Tutto questo, ed altro ancora, compreso l’interesse sanitario di Marcello Dell’Utri, naturalmente “pregiudicato”, per la clinica dove è morta Imane, e dove lui voleva essere trasferito dal carcere dove scontava la condanna per mafia, il direttore del Fatto Quotidiano lo ha scritto in un editoriale dal titolo “I delitti eleganti”. Eleganti, naturalmente, come le famose e controverse cene di Arcore, “forse per qualcuno un filino indigeste”, secondo un’allusiva vignetta pubblicata qualche giorno fa sulla prima pagina sempre del Fatto.

«Ci è voluta la morte terribile di quella povera ragazza per riportare l’attenzione sul versante criminale del berlusconismo», ha scritto Travaglio per deplorare «la gran moda di rimpiangere il berlusconismo», appunto, «e rifargli la verginità in funzione anti-“populista”, descrivendo l’attuale governo - il primo deberlusconizzato della storia repubblicana - come il peggiore mai visto». E qui, puntuali e sonori, gli schiaffi di carta a Eugenio Scalfari, a Carlo De Benedetti, allo scrittore Sandro Veronesi e infine a Corrado Augias. Che «ancora l’altro giorno, su Repubblica, definiva il governo Conte ha protestato Travaglio riferendone in corsivo le parole - il peggiore della storia repubblicana, perché, sì, B. è amorale ( sic), ma non ha scardinato le strutture dello Stato: cosa che invece stanno facendo questi homines novi». Per cui «se la sola scelta possibile fosse tra un bandito consapevole e un fanatico ignaro di tutto sceglierei, tremando, il bandito», ha rinfacciato Travaglio ad Augias. Per fortuna dev’essere sfuggita al direttore del Fatto Quotidiano, o ai suoi brogliacci, una breve intervista della giornalista di origine marocchina ed ex deputata del Pd Souad Sbai, oggi presidente dell’associazione donne marocchine in Italia: un’intervista forse aggravata dalla circostanza di essere stata pubblicata lunedì 18 marzo dal giornale di Augias, e di Scalfari, oltre che di Massimo Giannini.

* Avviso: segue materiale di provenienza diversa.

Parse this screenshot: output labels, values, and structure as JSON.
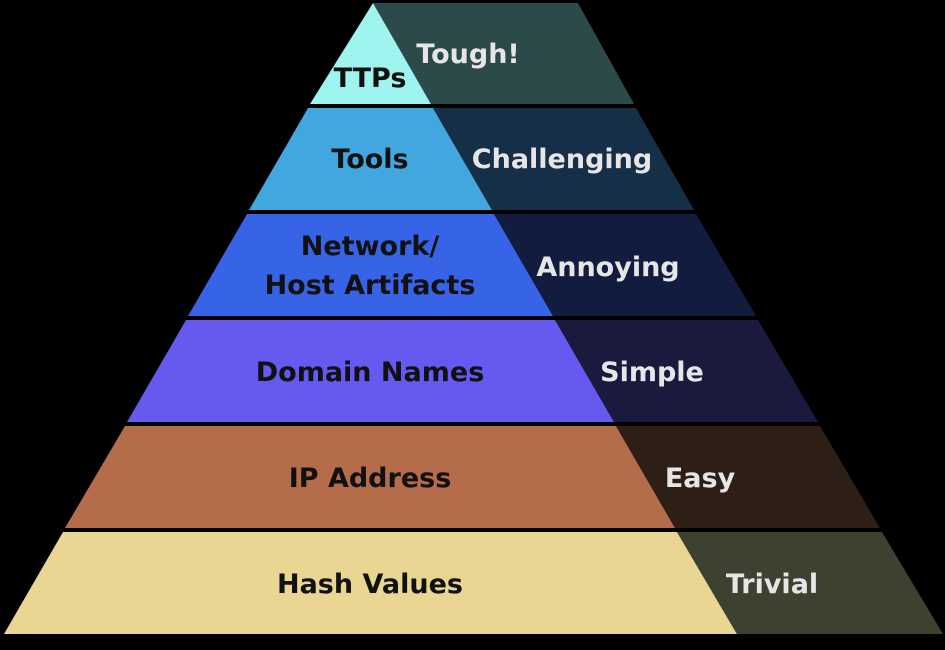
{
  "levels": [
    {
      "indicator": "TTPs",
      "difficulty": "Tough!",
      "left_color": "#9ef5ef",
      "right_color": "#2d4a4b"
    },
    {
      "indicator": "Tools",
      "difficulty": "Challenging",
      "left_color": "#43a7df",
      "right_color": "#142f46"
    },
    {
      "indicator_lines": [
        "Network/",
        "Host Artifacts"
      ],
      "difficulty": "Annoying",
      "left_color": "#3763e6",
      "right_color": "#121c3f"
    },
    {
      "indicator": "Domain Names",
      "difficulty": "Simple",
      "left_color": "#6559ef",
      "right_color": "#1a1a3f"
    },
    {
      "indicator": "IP Address",
      "difficulty": "Easy",
      "left_color": "#b46c4b",
      "right_color": "#2e1f16"
    },
    {
      "indicator": "Hash Values",
      "difficulty": "Trivial",
      "left_color": "#e8d692",
      "right_color": "#3d412f"
    }
  ]
}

Memore, fra l’altro, di un «tentativo di avvelenamento con cristalli di acido» subìto nel 2010 «passando l’inferno», l’ex parlamentare parlando proprio della morte di Imane Fedil ha raccontato che «purtroppo da noi non è una novità, succede spesso. Ti fanno fuori con molto poco. Ti fanno bere una cosa che contiene una sostanza particolare, una specie di mercurio, cristallo di acido, inodore, che ti avvelena. Sembra una malattia che ti distrugge gli organi e ti uccide» . Sempre a proposito della morte di Imane, l’ex deputata del Pd, non di Forza Italia, anche se fra questi due partiti spesso al Fatto Quotidiano si immaginano legami e tentazioni, ha chiesto «alla magistratura italiana e anche al re del Marocco di fare chiarezza».

Incalzata dall’intervistatrice Alessandra Ziniti, la signora Souad Sbai ha detto: «Ci sono delle responsabilità che vanno ricercate nell’ambiente dell’alta diplomazia marocchina con cui Imane lavorava. Io seguo queste storie dal 2010. Di ragazze marocchine bellissime, come Ruby, come lei, in questi anni in Italia ne sono arrivate tante ed è facile immaginare a fare cosa. Incontri, filmini, ricatti. Non è successo solo a Berlusconi. Lui è conosciuto e la sua storia è venuta fuori, ma di persone di alto livello ne sono state ricattate e minacciate tante. Probabilmente Imane si era tirata indietro, era diventata un problema e l’hanno eliminata. Ma non c’è solo lei».

Non vorrei, francamente, che prima o dopo anche Souad Sbai, con queste idee che ha maturato sulla fine della povera Fadil, e con tutte le iniziative che ha raccontato di avere preso a livello giudiziario e diplomatico per vicende evidentemente analoghe a quella della povera Imane, finisse mediaticamente nel pentolone di quello che Travaglio ha definito «il versante criminale del berlusconismo».

Nel nostro Paese, ormai ad alta orologeria e dietrologia, può accadere davvero di tutto.